Single-dose intravenous paracetamol or Propacetamol for prevention or treatment of postoperative pain: a systematic review and meta-analysis

Br J Anaesth 2011 Jun;106(6):764-75.PMID:21558067DOI:10.1093/bja/aer107.

Paracetamol is the most commonly prescribed analgesic for the treatment of acute pain. The efficacy and safety of i.v. formulations of paracetamol is unclear. We performed a systematic search (multiple databases, bibliographies, any language, to May 2010) for single-dose, randomized, controlled clinical trials of Propacetamol or i.v. paracetamol for acute postoperative pain in adults or children.

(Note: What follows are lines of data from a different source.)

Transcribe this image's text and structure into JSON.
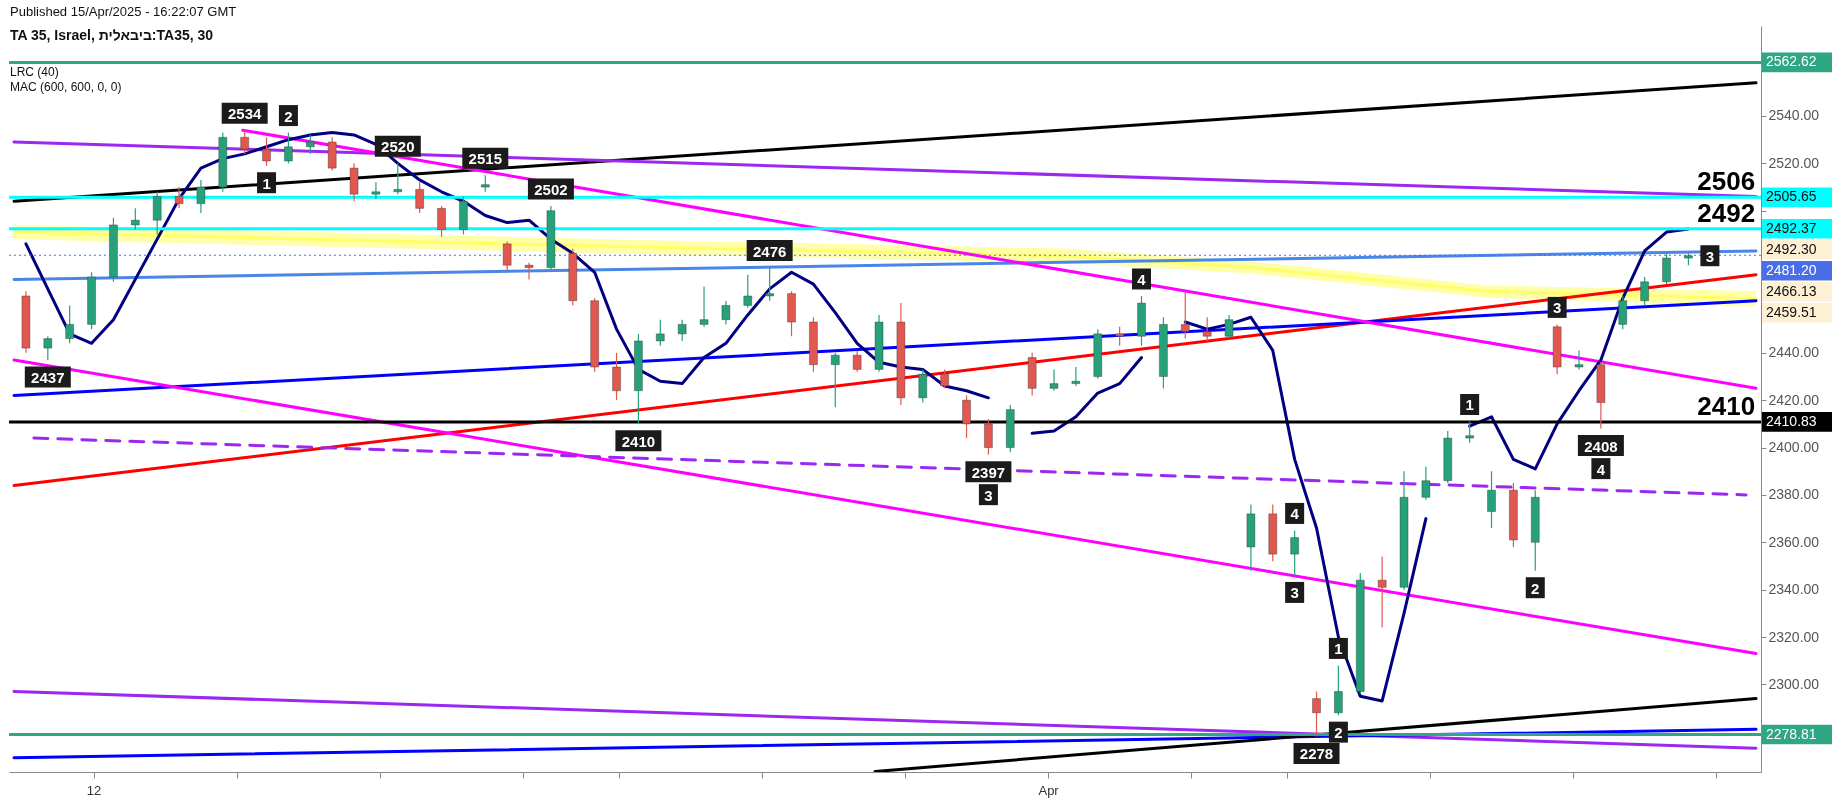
{
  "chart_data": {
    "type": "candlestick",
    "title": "TA 35, Israel, ביבאלית:TA35, 30",
    "xlim": [
      "2025-03-10T08:00",
      "2025-04-15T20:00"
    ],
    "ylim": [
      2263,
      2578
    ],
    "xticks": [
      {
        "value": "2025-03-12",
        "label": "12"
      },
      {
        "value": "2025-03-15",
        "label": null
      },
      {
        "value": "2025-03-18",
        "label": null
      },
      {
        "value": "2025-03-21",
        "label": null
      },
      {
        "value": "2025-03-23",
        "label": null
      },
      {
        "value": "2025-03-26",
        "label": null
      },
      {
        "value": "2025-03-29",
        "label": null
      },
      {
        "value": "2025-04-01",
        "label": "Apr"
      },
      {
        "value": "2025-04-04",
        "label": null
      },
      {
        "value": "2025-04-06",
        "label": null
      },
      {
        "value": "2025-04-09",
        "label": null
      },
      {
        "value": "2025-04-12",
        "label": null
      },
      {
        "value": "2025-04-15",
        "label": null
      }
    ],
    "yticks": [
      {
        "value": 2300,
        "label": "2300.00"
      },
      {
        "value": 2320,
        "label": "2320.00"
      },
      {
        "value": 2340,
        "label": "2340.00"
      },
      {
        "value": 2360,
        "label": "2360.00"
      },
      {
        "value": 2380,
        "label": "2380.00"
      },
      {
        "value": 2400,
        "label": "2400.00"
      },
      {
        "value": 2420,
        "label": "2420.00"
      },
      {
        "value": 2440,
        "label": "2440.00"
      },
      {
        "value": 2460,
        "label": null
      },
      {
        "value": 2480,
        "label": null
      },
      {
        "value": 2500,
        "label": null
      },
      {
        "value": 2520,
        "label": "2520.00"
      },
      {
        "value": 2540,
        "label": "2540.00"
      }
    ],
    "x": [
      "2025-03-10T14:00",
      "2025-03-11T01:00",
      "2025-03-11T12:00",
      "2025-03-11T23:00",
      "2025-03-12T10:00",
      "2025-03-12T21:00",
      "2025-03-13T08:00",
      "2025-03-13T19:00",
      "2025-03-14T06:00",
      "2025-03-14T17:00",
      "2025-03-15T04:00",
      "2025-03-15T15:00",
      "2025-03-16T02:00",
      "2025-03-16T13:00",
      "2025-03-17T00:00",
      "2025-03-17T11:00",
      "2025-03-17T22:00",
      "2025-03-18T09:00",
      "2025-03-18T20:00",
      "2025-03-19T07:00",
      "2025-03-19T18:00",
      "2025-03-20T05:00",
      "2025-03-20T16:00",
      "2025-03-21T03:00",
      "2025-03-21T14:00",
      "2025-03-22T01:00",
      "2025-03-22T12:00",
      "2025-03-22T23:00",
      "2025-03-23T10:00",
      "2025-03-23T21:00",
      "2025-03-24T08:00",
      "2025-03-24T19:00",
      "2025-03-25T06:00",
      "2025-03-25T17:00",
      "2025-03-26T04:00",
      "2025-03-26T15:00",
      "2025-03-27T02:00",
      "2025-03-27T13:00",
      "2025-03-28T00:00",
      "2025-03-28T11:00",
      "2025-03-28T22:00",
      "2025-03-29T09:00",
      "2025-03-29T20:00",
      "2025-03-30T07:00",
      "2025-03-30T18:00",
      "2025-03-31T05:00",
      "2025-03-31T16:00",
      "2025-04-01T03:00",
      "2025-04-01T14:00",
      "2025-04-02T01:00",
      "2025-04-02T12:00",
      "2025-04-02T23:00",
      "2025-04-03T10:00",
      "2025-04-03T21:00",
      "2025-04-04T08:00",
      "2025-04-04T19:00",
      "2025-04-05T06:00",
      "2025-04-05T17:00",
      "2025-04-06T04:00",
      "2025-04-06T15:00",
      "2025-04-07T02:00",
      "2025-04-07T13:00",
      "2025-04-08T00:00",
      "2025-04-08T11:00",
      "2025-04-08T22:00",
      "2025-04-09T09:00",
      "2025-04-09T20:00",
      "2025-04-10T07:00",
      "2025-04-10T18:00",
      "2025-04-11T05:00",
      "2025-04-11T16:00",
      "2025-04-12T03:00",
      "2025-04-12T14:00",
      "2025-04-13T01:00",
      "2025-04-13T12:00",
      "2025-04-13T23:00",
      "2025-04-14T10:00"
    ],
    "ohlc": [
      [
        2464,
        2466,
        2440,
        2442
      ],
      [
        2442,
        2447,
        2437,
        2446
      ],
      [
        2446,
        2460,
        2444,
        2452
      ],
      [
        2452,
        2474,
        2450,
        2472
      ],
      [
        2472,
        2497,
        2470,
        2494
      ],
      [
        2494,
        2501,
        2492,
        2496
      ],
      [
        2496,
        2508,
        2490,
        2506
      ],
      [
        2506,
        2510,
        2501,
        2503
      ],
      [
        2503,
        2513,
        2499,
        2510
      ],
      [
        2510,
        2533,
        2508,
        2531
      ],
      [
        2531,
        2534,
        2524,
        2526
      ],
      [
        2526,
        2531,
        2519,
        2521
      ],
      [
        2521,
        2533,
        2520,
        2527
      ],
      [
        2527,
        2532,
        2524,
        2529
      ],
      [
        2529,
        2531,
        2517,
        2518
      ],
      [
        2518,
        2520,
        2504,
        2507
      ],
      [
        2507,
        2512,
        2505,
        2508
      ],
      [
        2508,
        2520,
        2507,
        2509
      ],
      [
        2509,
        2512,
        2499,
        2501
      ],
      [
        2501,
        2502,
        2489,
        2492
      ],
      [
        2492,
        2506,
        2490,
        2504
      ],
      [
        2510,
        2515,
        2508,
        2511
      ],
      [
        2486,
        2487,
        2474,
        2477
      ],
      [
        2477,
        2478,
        2471,
        2476
      ],
      [
        2476,
        2502,
        2475,
        2500
      ],
      [
        2482,
        2484,
        2460,
        2462
      ],
      [
        2462,
        2463,
        2432,
        2434
      ],
      [
        2434,
        2440,
        2420,
        2424
      ],
      [
        2424,
        2448,
        2410,
        2445
      ],
      [
        2445,
        2454,
        2443,
        2448
      ],
      [
        2448,
        2454,
        2445,
        2452
      ],
      [
        2452,
        2468,
        2451,
        2454
      ],
      [
        2454,
        2462,
        2452,
        2460
      ],
      [
        2460,
        2473,
        2459,
        2464
      ],
      [
        2464,
        2476,
        2462,
        2465
      ],
      [
        2465,
        2466,
        2447,
        2453
      ],
      [
        2453,
        2455,
        2432,
        2435
      ],
      [
        2435,
        2440,
        2417,
        2439
      ],
      [
        2439,
        2441,
        2432,
        2433
      ],
      [
        2433,
        2456,
        2432,
        2453
      ],
      [
        2453,
        2461,
        2418,
        2421
      ],
      [
        2421,
        2433,
        2419,
        2431
      ],
      [
        2431,
        2433,
        2425,
        2426
      ],
      [
        2420,
        2422,
        2404,
        2410
      ],
      [
        2410,
        2412,
        2397,
        2400
      ],
      [
        2400,
        2418,
        2398,
        2416
      ],
      [
        2438,
        2440,
        2422,
        2425
      ],
      [
        2425,
        2433,
        2424,
        2427
      ],
      [
        2427,
        2434,
        2426,
        2428
      ],
      [
        2430,
        2450,
        2429,
        2448
      ],
      [
        2448,
        2451,
        2443,
        2447
      ],
      [
        2447,
        2464,
        2443,
        2461
      ],
      [
        2430,
        2455,
        2425,
        2452
      ],
      [
        2452,
        2466,
        2446,
        2449
      ],
      [
        2449,
        2455,
        2445,
        2447
      ],
      [
        2447,
        2456,
        2446,
        2454
      ],
      [
        2358,
        2376,
        2348,
        2372
      ],
      [
        2372,
        2376,
        2352,
        2355
      ],
      [
        2355,
        2365,
        2346,
        2362
      ],
      [
        2294,
        2297,
        2278,
        2288
      ],
      [
        2288,
        2308,
        2287,
        2297
      ],
      [
        2297,
        2347,
        2296,
        2344
      ],
      [
        2344,
        2354,
        2324,
        2341
      ],
      [
        2341,
        2390,
        2340,
        2379
      ],
      [
        2379,
        2392,
        2378,
        2386
      ],
      [
        2386,
        2407,
        2385,
        2404
      ],
      [
        2404,
        2411,
        2402,
        2405
      ],
      [
        2373,
        2390,
        2366,
        2382
      ],
      [
        2382,
        2385,
        2358,
        2361
      ],
      [
        2360,
        2382,
        2348,
        2379
      ],
      [
        2451,
        2452,
        2431,
        2434
      ],
      [
        2434,
        2441,
        2433,
        2435
      ],
      [
        2435,
        2436,
        2408,
        2419
      ],
      [
        2452,
        2464,
        2450,
        2462
      ],
      [
        2462,
        2472,
        2460,
        2470
      ],
      [
        2470,
        2482,
        2469,
        2480
      ],
      [
        2480,
        2482,
        2477,
        2481
      ]
    ],
    "series": [
      {
        "type": "line",
        "color": "#ffff66",
        "x": [
          "2025-03-10T08:00",
          "2025-03-22T19:00",
          "2025-04-01T08:00",
          "2025-04-05T06:00",
          "2025-04-10T05:00",
          "2025-04-15T20:00"
        ],
        "values": [
          2491,
          2485,
          2481,
          2476,
          2466,
          2462.8
        ],
        "lower": [
          2488,
          2482,
          2478,
          2473.5,
          2463.3,
          2459.51
        ],
        "upper": [
          2494,
          2488,
          2484,
          2478.6,
          2468.4,
          2466.13
        ]
      },
      {
        "type": "line",
        "color": "#000000",
        "x": [
          "2025-03-10T08:00",
          "2025-04-15T20:00"
        ],
        "values": [
          2504,
          2554
        ]
      },
      {
        "type": "line",
        "color": "#9c27f0",
        "x": [
          "2025-03-10T08:00",
          "2025-04-15T20:00"
        ],
        "values": [
          2529,
          2506
        ]
      },
      {
        "type": "line",
        "color": "#4a86e8",
        "x": [
          "2025-03-10T08:00",
          "2025-04-15T20:00"
        ],
        "values": [
          2471,
          2483
        ]
      },
      {
        "type": "line",
        "color": "#ff0000",
        "x": [
          "2025-03-10T08:00",
          "2025-04-15T20:00"
        ],
        "values": [
          2384,
          2473
        ]
      },
      {
        "type": "line",
        "color": "#0000ff",
        "x": [
          "2025-03-10T08:00",
          "2025-04-15T20:00"
        ],
        "values": [
          2422,
          2462
        ]
      },
      {
        "type": "line",
        "color": "#ff00ff",
        "x": [
          "2025-03-15T03:00",
          "2025-04-15T20:00"
        ],
        "values": [
          2534,
          2425
        ]
      },
      {
        "type": "line",
        "color": "#ff00ff",
        "x": [
          "2025-03-10T08:00",
          "2025-04-15T20:00"
        ],
        "values": [
          2437,
          2313
        ]
      },
      {
        "type": "line",
        "color": "#9c27f0",
        "line_style": "dashed",
        "x": [
          "2025-03-10T18:00",
          "2025-04-15T15:00"
        ],
        "values": [
          2404,
          2380
        ]
      },
      {
        "type": "line",
        "color": "#9c27f0",
        "x": [
          "2025-03-10T08:00",
          "2025-04-15T20:00"
        ],
        "values": [
          2297,
          2273
        ]
      },
      {
        "type": "line",
        "color": "#0000ff",
        "x": [
          "2025-03-10T08:00",
          "2025-04-15T20:00"
        ],
        "values": [
          2269,
          2281
        ]
      },
      {
        "type": "line",
        "color": "#000000",
        "x": [
          "2025-03-28T09:00",
          "2025-04-15T20:00"
        ],
        "values": [
          2263.2,
          2294
        ]
      },
      {
        "type": "line",
        "color": "#000080",
        "values": [
          2486,
          2467,
          2448,
          2444,
          2454,
          2471,
          2488,
          2505,
          2518,
          2522,
          2524,
          2527,
          2530,
          2532,
          2533,
          2532,
          2528,
          2520,
          2513,
          2508,
          2504,
          2498,
          2495,
          2496,
          2488,
          2482,
          2474,
          2450,
          2433,
          2428,
          2427,
          2438,
          2444,
          2456,
          2467,
          2474,
          2469,
          2457,
          2444,
          2436,
          2434,
          2433,
          2426,
          2424,
          2421,
          null,
          2406,
          2407,
          2413,
          2423,
          2427,
          2438,
          null,
          2453,
          2450,
          2452,
          2455,
          2441,
          2395,
          2366,
          2320,
          2295,
          2293,
          2330,
          2370,
          null,
          2409,
          2413,
          2395,
          2391,
          2410,
          2424,
          2437,
          2463,
          2483,
          2491,
          2492.3
        ]
      }
    ],
    "ref_lines": [
      {
        "axis": "y",
        "value": 2562.62,
        "label": "2562.62",
        "color": "#2fa684"
      },
      {
        "axis": "y",
        "value": 2505.65,
        "label": "2505.65",
        "color": "#00ffff"
      },
      {
        "axis": "y",
        "value": 2492.37,
        "label": "2492.37",
        "color": "#00ffff"
      },
      {
        "axis": "y",
        "value": 2481.2,
        "label": "2481.20",
        "color": "#4a6ee8",
        "line_style": "dotted"
      },
      {
        "axis": "y",
        "value": 2410.83,
        "label": "2410.83",
        "color": "#000000"
      },
      {
        "axis": "y",
        "value": 2278.81,
        "label": "2278.81",
        "color": "#2fa684"
      }
    ],
    "annotations": [
      "Published 15/Apr/2025 - 16:22:07 GMT",
      "LRC (40)",
      "MAC (600, 600, 0, 0)",
      {
        "text": "2534",
        "x": "2025-03-15T04:00",
        "y": 2534
      },
      {
        "text": "2",
        "x": "2025-03-16T02:00",
        "y": 2533
      },
      {
        "text": "1",
        "x": "2025-03-15T15:00",
        "y": 2519
      },
      {
        "text": "2520",
        "x": "2025-03-18T09:00",
        "y": 2520
      },
      {
        "text": "2515",
        "x": "2025-03-20T05:00",
        "y": 2515
      },
      {
        "text": "2502",
        "x": "2025-03-21T14:00",
        "y": 2502
      },
      {
        "text": "2437",
        "x": "2025-03-11T01:00",
        "y": 2437
      },
      {
        "text": "2410",
        "x": "2025-03-23T10:00",
        "y": 2410
      },
      {
        "text": "2476",
        "x": "2025-03-26T04:00",
        "y": 2476
      },
      {
        "text": "2397",
        "x": "2025-03-30T18:00",
        "y": 2397
      },
      {
        "text": "3",
        "x": "2025-03-30T18:00",
        "y": 2397
      },
      {
        "text": "4",
        "x": "2025-04-02T23:00",
        "y": 2464
      },
      {
        "text": "4",
        "x": "2025-04-06T04:00",
        "y": 2365
      },
      {
        "text": "3",
        "x": "2025-04-06T04:00",
        "y": 2346
      },
      {
        "text": "1",
        "x": "2025-04-07T02:00",
        "y": 2308
      },
      {
        "text": "2",
        "x": "2025-04-07T02:00",
        "y": 2287
      },
      {
        "text": "2278",
        "x": "2025-04-06T15:00",
        "y": 2278
      },
      {
        "text": "1",
        "x": "2025-04-09T20:00",
        "y": 2411
      },
      {
        "text": "2",
        "x": "2025-04-11T05:00",
        "y": 2348
      },
      {
        "text": "3",
        "x": "2025-04-11T16:00",
        "y": 2452
      },
      {
        "text": "2408",
        "x": "2025-04-12T14:00",
        "y": 2408
      },
      {
        "text": "4",
        "x": "2025-04-12T14:00",
        "y": 2408
      },
      {
        "text": "3",
        "x": "2025-04-14T10:00",
        "y": 2481
      },
      {
        "text": "2506",
        "x": "2025-04-15T05:00",
        "y": 2505.65
      },
      {
        "text": "2492",
        "x": "2025-04-15T05:00",
        "y": 2492.37
      },
      {
        "text": "2410",
        "x": "2025-04-15T05:00",
        "y": 2410.83
      },
      {
        "text": "2492.30",
        "x": "2025-04-15T20:00",
        "y": 2492.3
      },
      {
        "text": "2466.13",
        "x": "2025-04-15T20:00",
        "y": 2466.13
      },
      {
        "text": "2459.51",
        "x": "2025-04-15T20:00",
        "y": 2459.51
      }
    ]
  }
}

Thirty-six studies involving 3896 patients were included. For the primary outcome, 37% of patients (240/367) receiving Propacetamol or i.v. paracetamol experienced at least 50% pain relief over 4 h compared with 16% (68/527) receiving placebo (number needed to treat=4.0; 95% confidence interval, 3.5-4.8). The proportion of patients in Propacetamol or i.v. paracetamol groups experiencing at least 50% pain relief diminished over 6 h. Patients receiving Propacetamol or paracetamol required 30% less opioid over 4 h and 16% less opioid over 6 h than those receiving placebo. However, this did not translate to a reduction in opioid-induced adverse events (AEs). Similar comparisons between Propacetamol or i.v. paracetamol and active comparators were either not statistically significant, not clinically significant, or both. AEs occurred at similar rates with Propacetamol or i.v. paracetamol and placebo. However, pain on infusion occurred more frequently in those receiving Propacetamol compared with placebo (23% vs 1%). A single dose of either Propacetamol or i.v. paracetamol provides around 4 h of effective analgesia for about 37% of patients with acute postoperative pain. Both formulations are associated with few AEs, although patients receiving Propacetamol have a higher incidence of pain on infusion.